Cap & Bells will stage only one full production this fall — Master and Margarita — instead of the usual three after a series of licensing difficulties. The student-led theatre group will not perform Deathtrap because it was denied the right to the show earlier this month and will delay a production of No Exit to this winter. The group plans to organize a 24-hour playwriting festival and an outdoor Shakespeare festival this fall in response to the setbacks.
“The process of getting rights for Cap & Bells is very tricky, because when you apply for rights from an organization, you have to tell the organization exactly where the show is going,” Grace Newman ’26 told the Record. Newman was set to direct Deathtrap, a 1978 play written by Ira Levin, before Cap & Bells was denied the rights to the show. “We were going to put [Deathtrap] up in Goodrich [Hall],” she said. “To get Goodrich, you have to go through OCL [the Office of Campus Life], and OCL is not giving out spaces for anything until August. That means that, inherently, Cap & Bells could not be applying for rights for Deathtrap until late August.”
Despite the condensed timeline, Newman was initially hopeful. “It’s an old show, and we figured that we would get the rights in a week or two,” she said. “We went ahead with everything … I held auditions [and] cast five wonderful actors.”
On Sept. 11, Cap & Bells heard back. “Like an hour before our first rehearsal was supposed to be, we got an email from the rights organization saying that the rights had been denied because there is an Equity, which is the actors’ union, … production of the show that was going up in Maine,” Newman said.
“Even though Massachusetts doesn’t border Maine, that was allegedly within the same district for rights,” she added. “They don’t want anybody to be competing with that production, even though we are a student group in Massachusetts.”
Newman said that she was devastated by the news. “I had thought that I was going to do this show for months,” she said. “All my plans for the semester had kind of been thrown upside down.” She said she plans to direct a different production in the spring.
Cap & Bells was also unable to apply for the rights to No Exit until late August due to the same wait for performance spaces, said Calypso Maazel ’28, the stage manager for the show.
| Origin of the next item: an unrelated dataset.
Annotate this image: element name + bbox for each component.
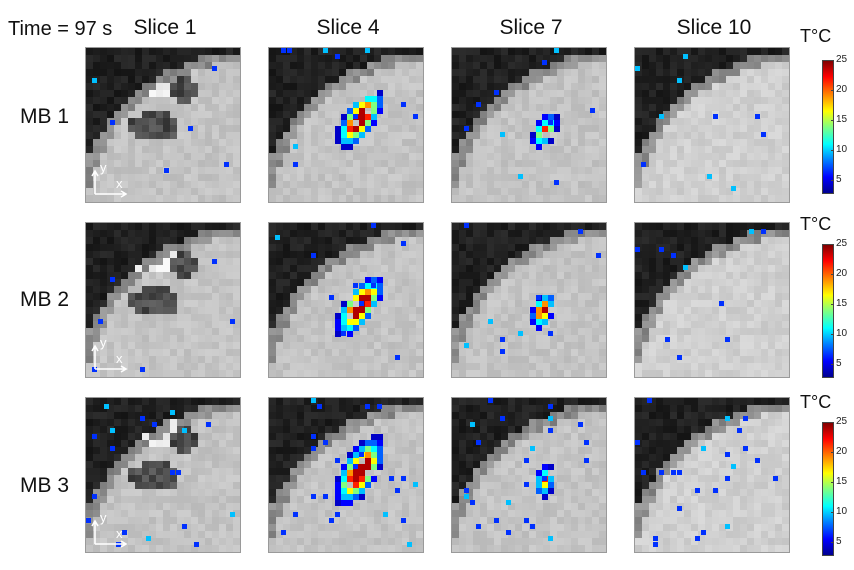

The production faced similar delays. “We were going to have auditions around the Purple Key Fair, … but we still didn’t have the rights,” she said.
Fearing that their request would be rejected, Maazel and director Ana Lucia Gomes ’28 decided to postpone the auditions process. “We delayed a week, which is not really a fair thing to do, because you’re telling your actors, ‘Keep this void in your schedule, and maybe it’ll be filled soon,’” Maazel said.
Following the delay, the pair still had not heard back about the rights and decided to abandon the possibility of staging No Exit in the fall. “I had a meeting with [the Cap & Bells board], and I asked them to move it entirely to the spring semester,” Gomes said.
Gomes said that she is tentatively optimistic that the rights to No Exit will eventually be secured. “I think that there is no reason for the rights to be denied,” she said. “As far as I’m aware, it’s not a show that’s … in high demand, where there would be a lot of big productions doing it.”
“I think overall, this is a good compromise,” Quin Repetto ’28, light and sound designer for the production, told the Record. “I kind of wish a more concrete decision had been made sooner.”
Although the group has faced similar licensing issues in the past, co-Artistic Director of Cap & Bells Jack Allen Greenfield ’27 said rejections are rare. “We almost never have shows rejected, especially non- musicals, because we’re a student theatre company, and … we don’t price our shows,” he said.
He emphasized the adverse impact of rights denials on the organization. “We’re saddened,” he said. “It’s really unfortunate, because I want to make as much art as possible, and we were simply told we couldn’t, or our production company would be shut down.”
Greenfield said that the organization has pivoted following the rejection. “The 24-hour play [festival] and the Shakespeare Festival both came out of this dilemma,” he said. “I think it’s going to be very effective, and we’re going to have fun with it, and that’s the most important thing, because art is about having fun.”
“Art never exists in the ideal circumstances,” Greenfield added. “You always have to be willing to change. We had a limitation. We’re looking for a way to grow. You never lose. You just learn.”